"I cannot vouch for another man's memory, sire. Besides, I do not care to put the Kaid to the test."
The Emperor looked at me queerly, but, evidently satisfied with my answer, he turned to Count Wedel, saying:
"He will do. Have the dispatches ready."
At once the Count hurried noiselessly into an adjoining room. The Kaiser, making one of his characteristic sudden movements, flung himself back into the chair, looked steadily at me, and added:
"Besides the official dispatches you will memorize these commands, for the Captain of the warship Panther." He handed me a note, which I did not immediately look at, for he continued: "Outside of Count Wedel, no one is to know anything of your mission. No one is to know that you are carrying a verbal message from me to the Captain of the warship Panther. Understand?"
"Yes, sir."
The Emperor as abruptly drew himself forward, and propping his head with his hands, fell into a deep study, gazing fixedly at nothing. He seemed in that moment to be considerably older. His face, even for the tan, had that grayish look of a man who is carrying some tremendous responsibility. It came to me swiftly, the popular clamor for war, Panther!--the Panther was lying off Spain ready to steam across the Mediterranean to Morocco. And I was to bear secret orders from the Emperor to the Panther's captain.
Then I opened the note that the Emperor had given me, and began to memorize its contents. Amazement must have shown on my face. A blow with a feather would have knocked me down. So wonder Wilhelm II was staring blankly, no wonder this message had to be delivered verbally. Hurriedly I began to memorize it. Presently, I saw Count Wedel come in and he and the Kaiser began to talk in whispers. Then Wilhelm looked up and said:
"Have you memorized it?"
"Yes, sir!" Taking the note from me, he at once struck a match and held it under the paper until it was reduced to ashes. Then making a curt gesture of dismissal, Wedel gave me a signal to retire and we backed toward the door.

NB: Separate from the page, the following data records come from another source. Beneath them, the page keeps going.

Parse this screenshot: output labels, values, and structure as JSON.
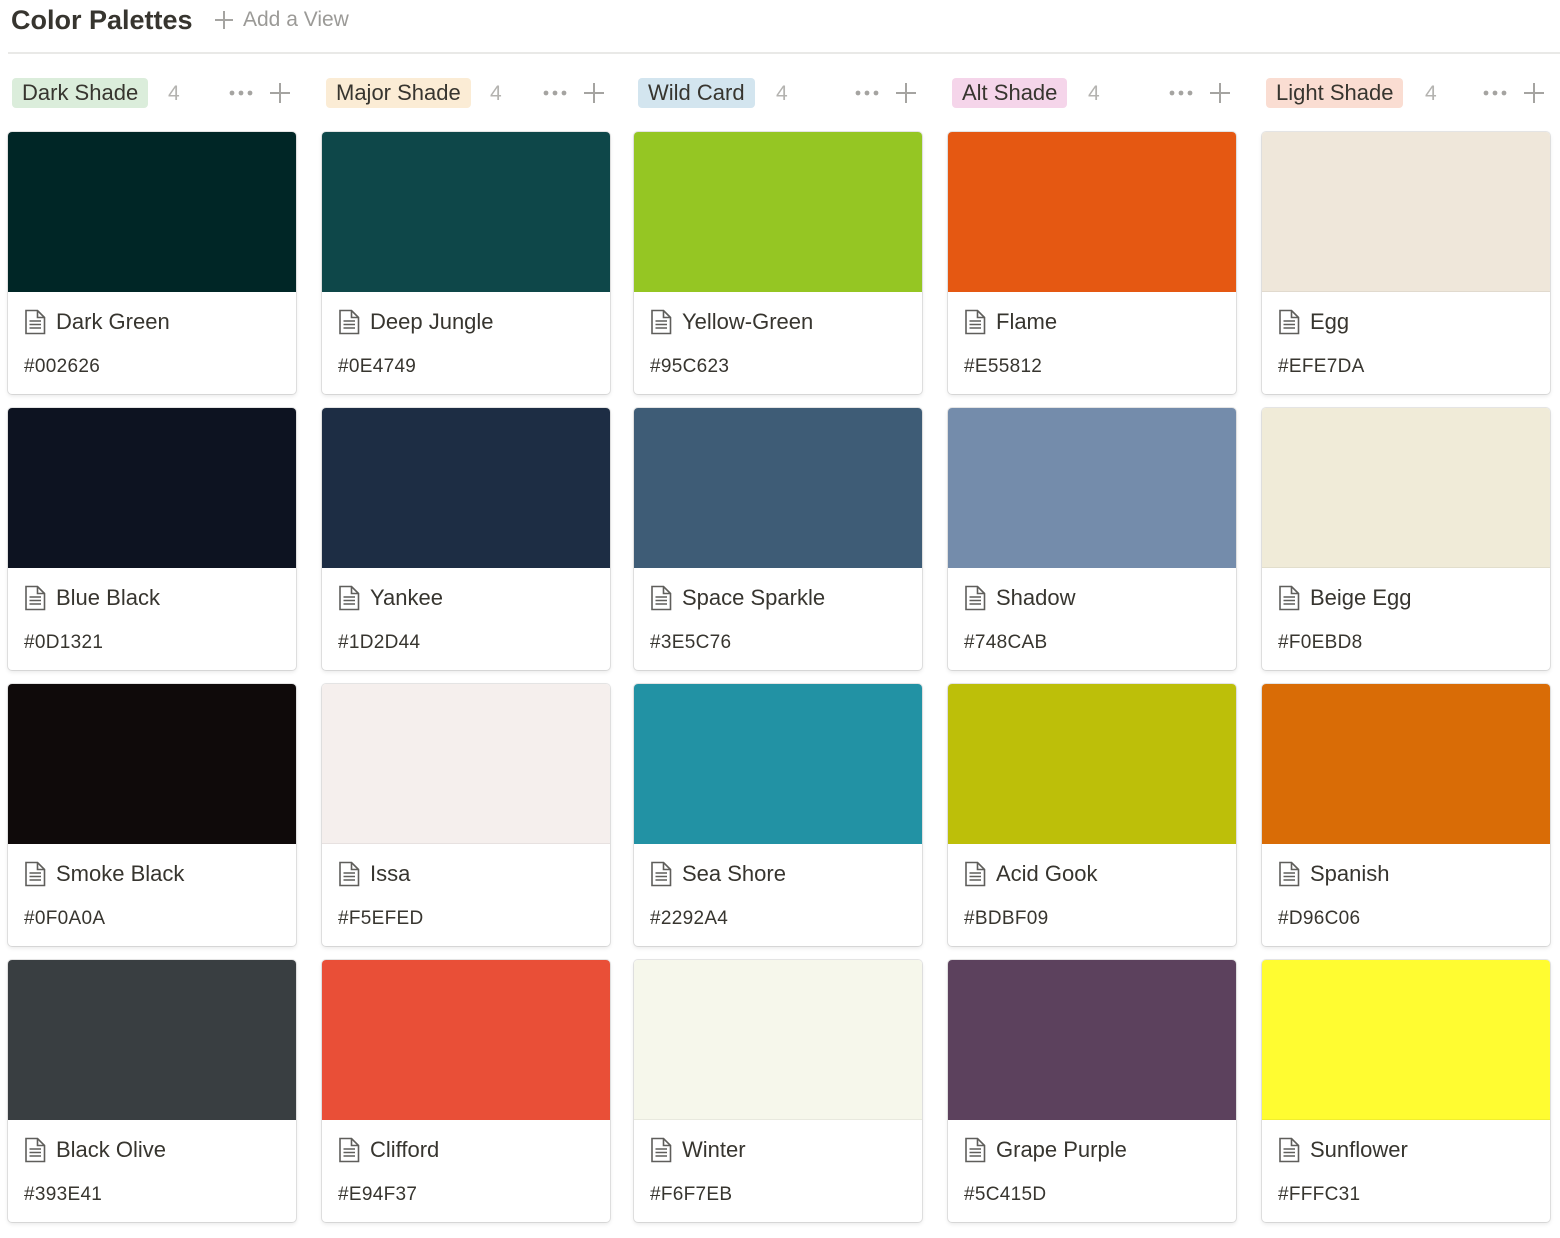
{
  "page": {
    "title": "Color Palettes",
    "add_view_label": "Add a View"
  },
  "columns": [
    {
      "name": "Dark Shade",
      "count": "4",
      "tag_color": "#DBEDDB",
      "cards": [
        {
          "name": "Dark Green",
          "hex": "#002626",
          "color": "#002626"
        },
        {
          "name": "Blue Black",
          "hex": "#0D1321",
          "color": "#0D1321"
        },
        {
          "name": "Smoke Black",
          "hex": "#0F0A0A",
          "color": "#0F0A0A"
        },
        {
          "name": "Black Olive",
          "hex": "#393E41",
          "color": "#393E41"
        }
      ]
    },
    {
      "name": "Major Shade",
      "count": "4",
      "tag_color": "#FBECD5",
      "cards": [
        {
          "name": "Deep Jungle",
          "hex": "#0E4749",
          "color": "#0E4749"
        },
        {
          "name": "Yankee",
          "hex": "#1D2D44",
          "color": "#1D2D44"
        },
        {
          "name": "Issa",
          "hex": "#F5EFED",
          "color": "#F5EFED"
        },
        {
          "name": "Clifford",
          "hex": "#E94F37",
          "color": "#E94F37"
        }
      ]
    },
    {
      "name": "Wild Card",
      "count": "4",
      "tag_color": "#D3E5EF",
      "cards": [
        {
          "name": "Yellow-Green",
          "hex": "#95C623",
          "color": "#95C623"
        },
        {
          "name": "Space Sparkle",
          "hex": "#3E5C76",
          "color": "#3E5C76"
        },
        {
          "name": "Sea Shore",
          "hex": "#2292A4",
          "color": "#2292A4"
        },
        {
          "name": "Winter",
          "hex": "#F6F7EB",
          "color": "#F6F7EB"
        }
      ]
    },
    {
      "name": "Alt Shade",
      "count": "4",
      "tag_color": "#F5D5EA",
      "cards": [
        {
          "name": "Flame",
          "hex": "#E55812",
          "color": "#E55812"
        },
        {
          "name": "Shadow",
          "hex": "#748CAB",
          "color": "#748CAB"
        },
        {
          "name": "Acid Gook",
          "hex": "#BDBF09",
          "color": "#BDBF09"
        },
        {
          "name": "Grape Purple",
          "hex": "#5C415D",
          "color": "#5C415D"
        }
      ]
    },
    {
      "name": "Light Shade",
      "count": "4",
      "tag_color": "#FADDD2",
      "cards": [
        {
          "name": "Egg",
          "hex": "#EFE7DA",
          "color": "#EFE7DA"
        },
        {
          "name": "Beige Egg",
          "hex": "#F0EBD8",
          "color": "#F0EBD8"
        },
        {
          "name": "Spanish",
          "hex": "#D96C06",
          "color": "#D96C06"
        },
        {
          "name": "Sunflower",
          "hex": "#FFFC31",
          "color": "#FFFC31"
        }
      ]
    }
  ]
}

I was in possession of a secret known only to the Emperor himself and which at that moment the cabinets of France and England and the financiers of the world would have given hundreds of thousands of dollars to possess. Out into the hall we backed, always being careful never to commit the discourtesy of turning our faces away from the Emperor, and the last I saw of him, was that lonely figure seated at his desk, the greenish light playing over him, around and beyond him darkness and his face illuminated against that background, grayish, old. There he was, at his desk at midnight, in an underground chamber of the Foreign Office, the Emperor of Germany, working in solitude, while most of his subjects slept, tirelessly mapping out a policy the trend of which he dared discuss with no man save Wedel and possibly his oldest son.